Photo Source: https://eaes.uic.edu/about/land-acknowledgement/

The Chicago American Indian Community Collaborative (CAICC) land acknowledgment reads: “Chicago is the traditional homeland of the Council of the Three Fires: The Odawa, Ojibwe and Potawatomi Nations. Many other Tribes like the Miami, Ho-Chunk, Menominee, Sac and Fox also called this area home. Located at the intersection of several great waterways, the land naturally became a site of travel and healing for many Tribes. American Indians continue to call this area home and now Chicago is home to the sixth-largest Urban American Indian community that still practices their heritage, traditions and care for the land and waterways. Today, Chicago continues to be a place that calls many people from diverse backgrounds to live and gather here. Despite the many changes the city has experienced, our American Indian community sees the importance of the land and this place that has always been a city home to many diverse backgrounds and perspectives.”

In our review of other land acknowledgments, we also want to share that the Zhigaagong (‘Zhi-Gaa-Goo’), now referred to as ‘Chicago,’ exists on the unceded, ancestral homeland of the Council of Three Fires: the Anishinaabeg (Ojibwe), Odawak (Odawa), and Bodéwadmik (Potawatomi). More than a dozen other Nations also have longstanding ties to this region, including the Kiash Matchitiwuk (Menominee); Jiwere (Otoe), Nutachi (Missouria), and Baxoje (Iowas); Hoocąk (Winnebago/Ho-Chunk); Meshkwahkîha (Meskwaki); Asâkîwaki (Sauk); Myaamiaki (Miami), Waayaahtanwaki (Wea), and Peeyankihšiaki (Piankashaw); Kiikaapoi (Kickapoo); and Inoka (Illini Confederacy). Long before colonization and settler arrival, these communities created sophisticated trade, transportation, and agriculture networks, forming a strong foundation upon which Chicago would later develop into a major metropolis. Despite centuries of forced removal, erasure, and oppression, Chicago today remains home to one of the largest urban Native populations in the United States, representing over 150 Indigenous Nations from across North America.
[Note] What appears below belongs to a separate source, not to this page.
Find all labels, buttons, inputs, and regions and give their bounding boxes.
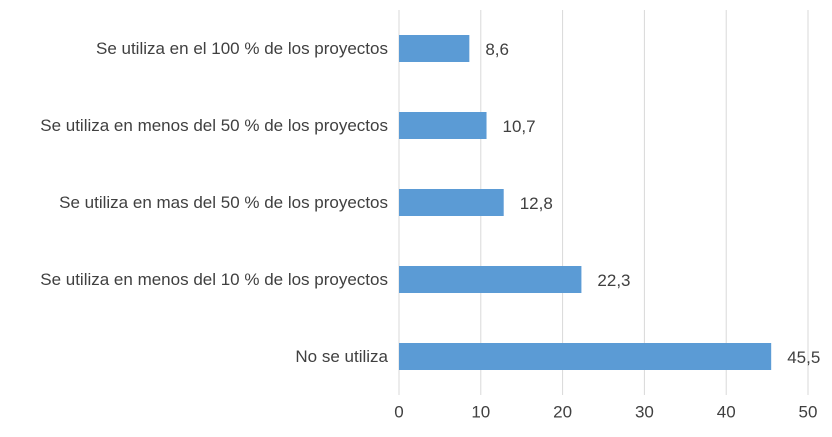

We do acknowledge critiques of land acknowledgments as performative gestures that can portray colonialism as a relic of the past, neglecting ongoing colonization and contemporary harm to Indigenous peoples. As the Society for the Study of Social Problems (SSSP) prepares to gather in Chicago, we ask our members to consider how our presence on this unceded territory and the ways in which social sciences, as products of Western epistemologies, have historically perpetuated colonization, Indigenous erasure, and the extraction of Indigenous knowledge without reciprocity.